Cursor’s pricing page should be framed as a buyer precheck, not as a tier calculator. The tracked record supports a free-plan path, notes that Background Agent and BugBot access depend on Cursor plan, model usage, and product-specific limits, and now includes Cursor’s vendor pricing page for verification.
That makes the useful answer deliberately narrow: Cursor belongs on the shortlist when a buyer wants an AI coding tool for developers, enterprises, or founders and needs to confirm whether a free-plan path exists before deeper plan-limit review.

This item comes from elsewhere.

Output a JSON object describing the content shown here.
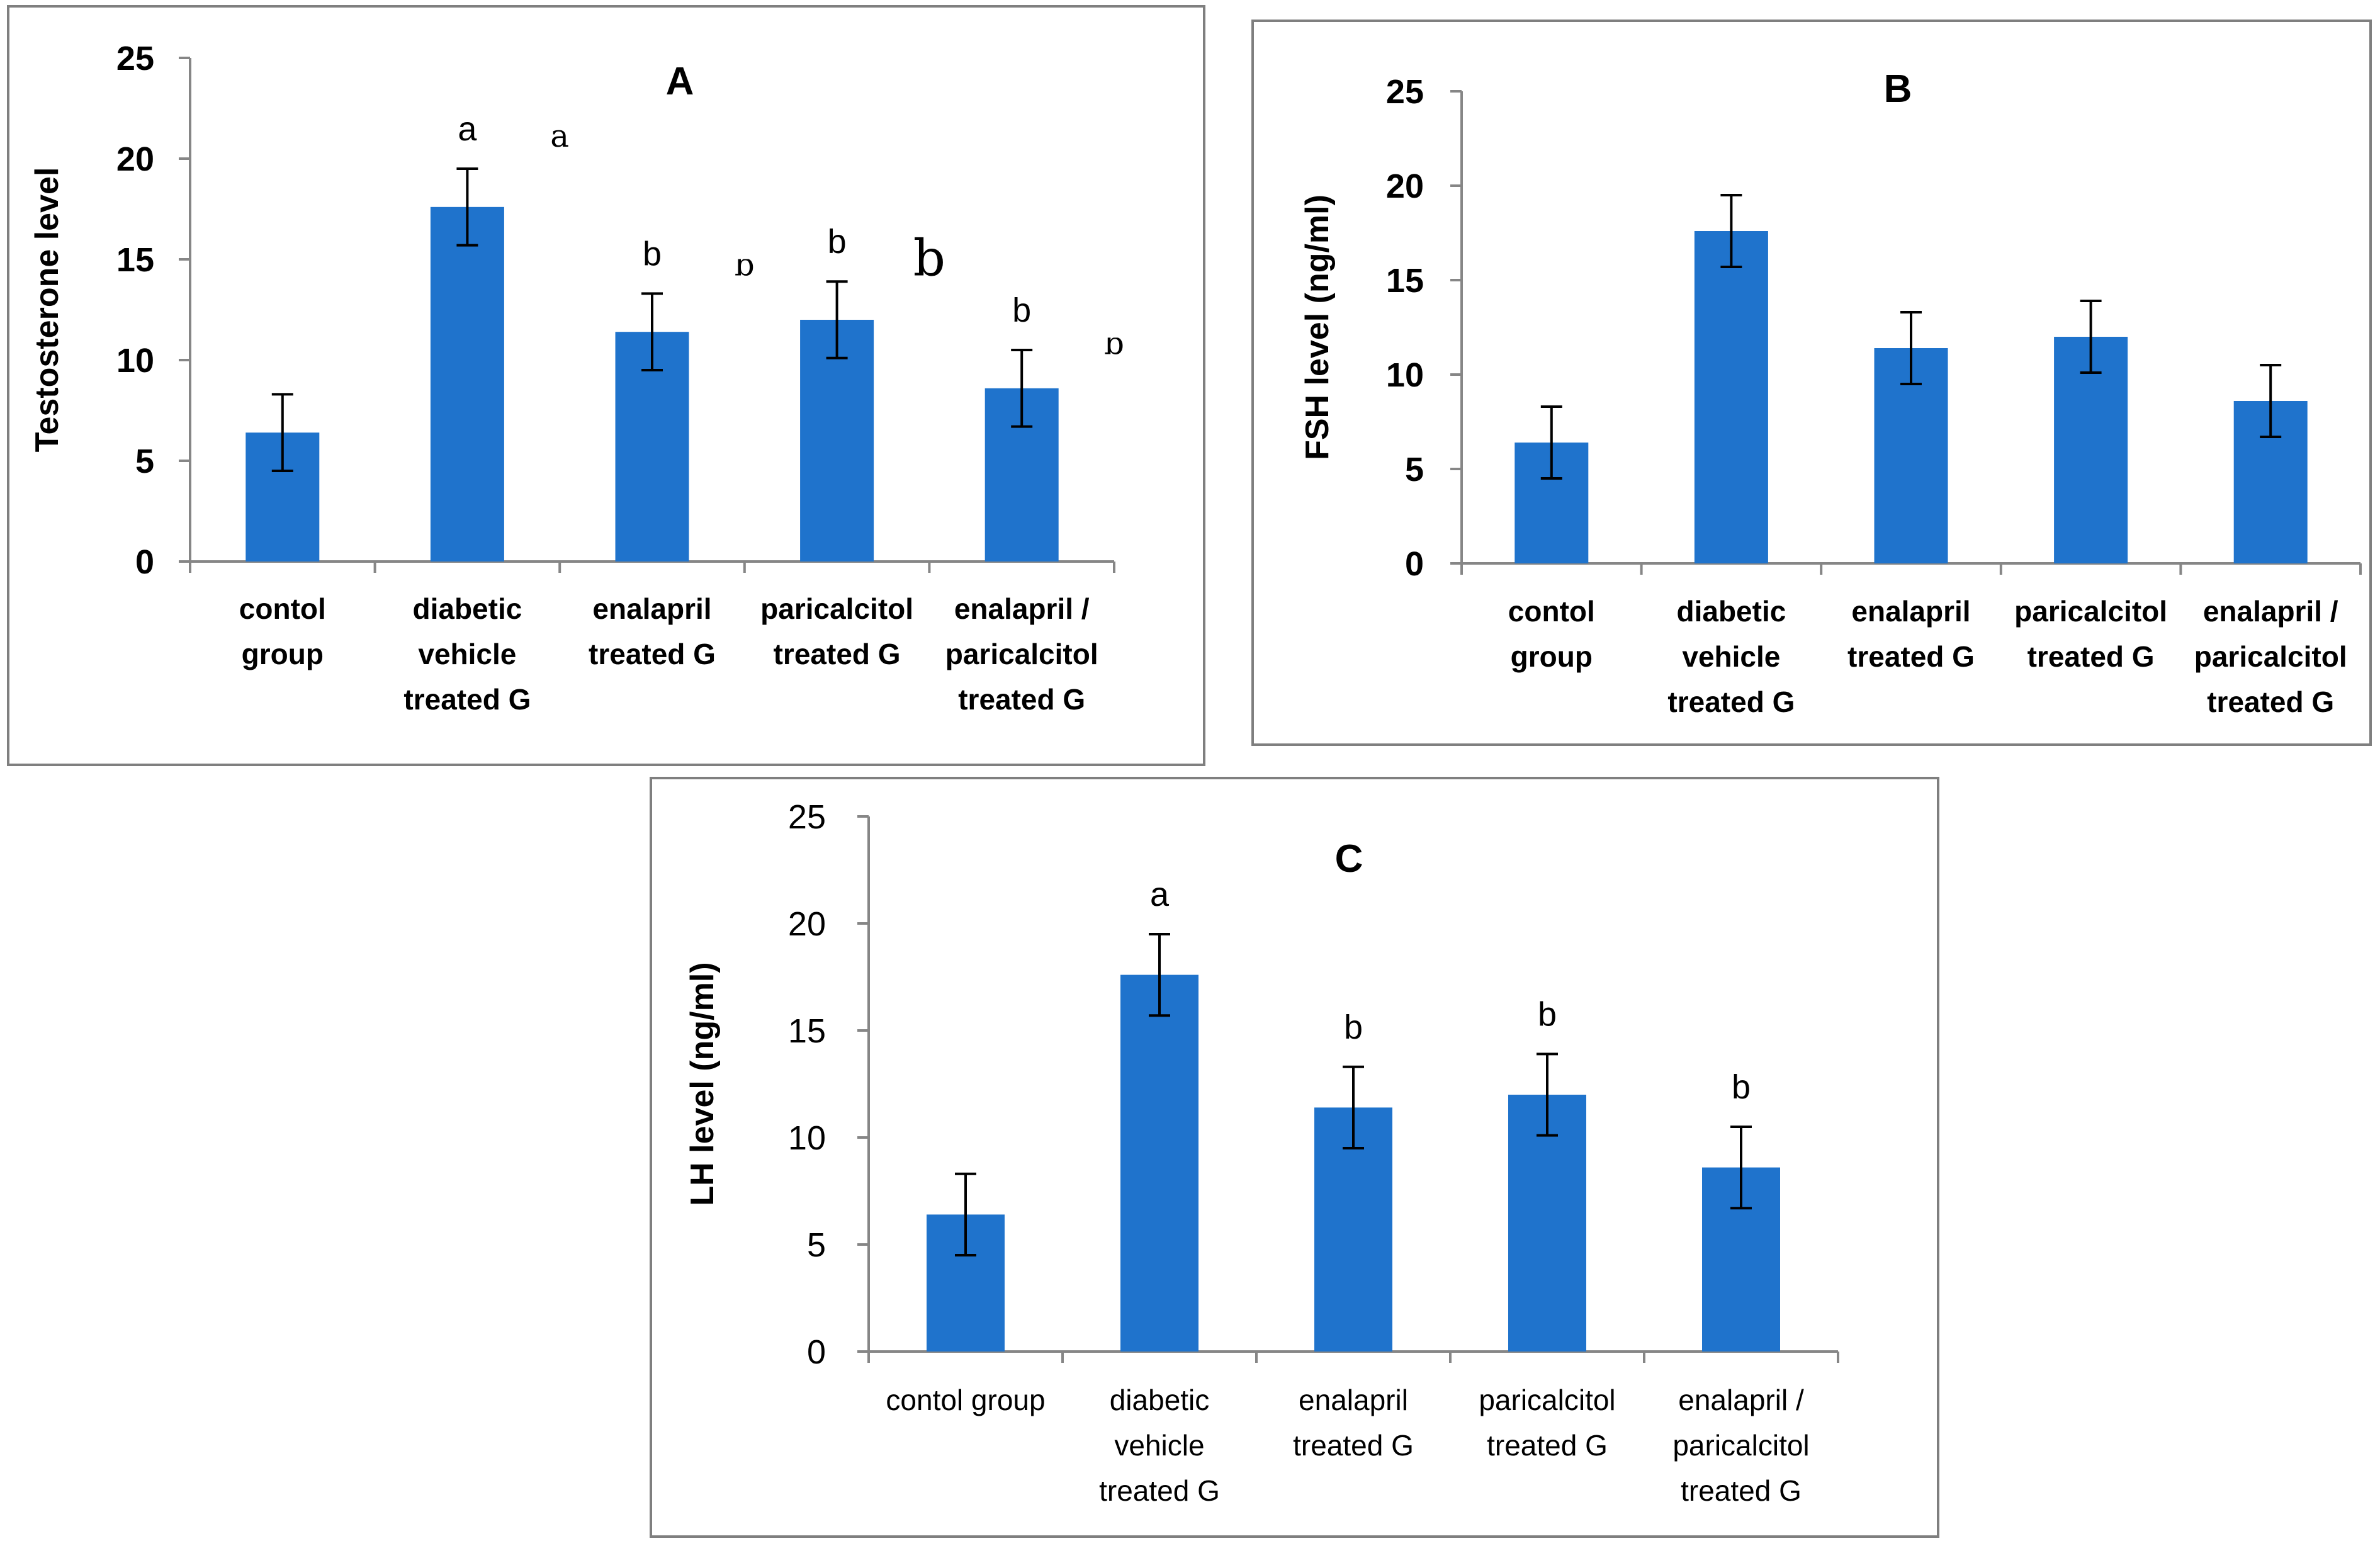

The page should not claim a cheapest plan, an enterprise price, a full feature matrix, or a plan-by-plan recommendation yet. Those points still need a vendor-verify pass because pricing tiers and feature details remain gaps in the local record.
Suggested verdict
Use Cursor’s current pricing data and vendor pricing URL as a directional access check: free-plan access is tracked, and some usage depends on plan, model, and product limits, but tier-by-tier advice should wait until pricing tiers are separately verified and claim-mapped.
Open gaps
Verify Cursor pricing tiers before writing tier-by-tier advice.
Verify Cursor feature details before writing a feature-led verdict.
Keep the vendor pricing URL attached in any later WordPress update, without converting it into tier-by-tier claims unless those claims are separately sourced and claim-mapped.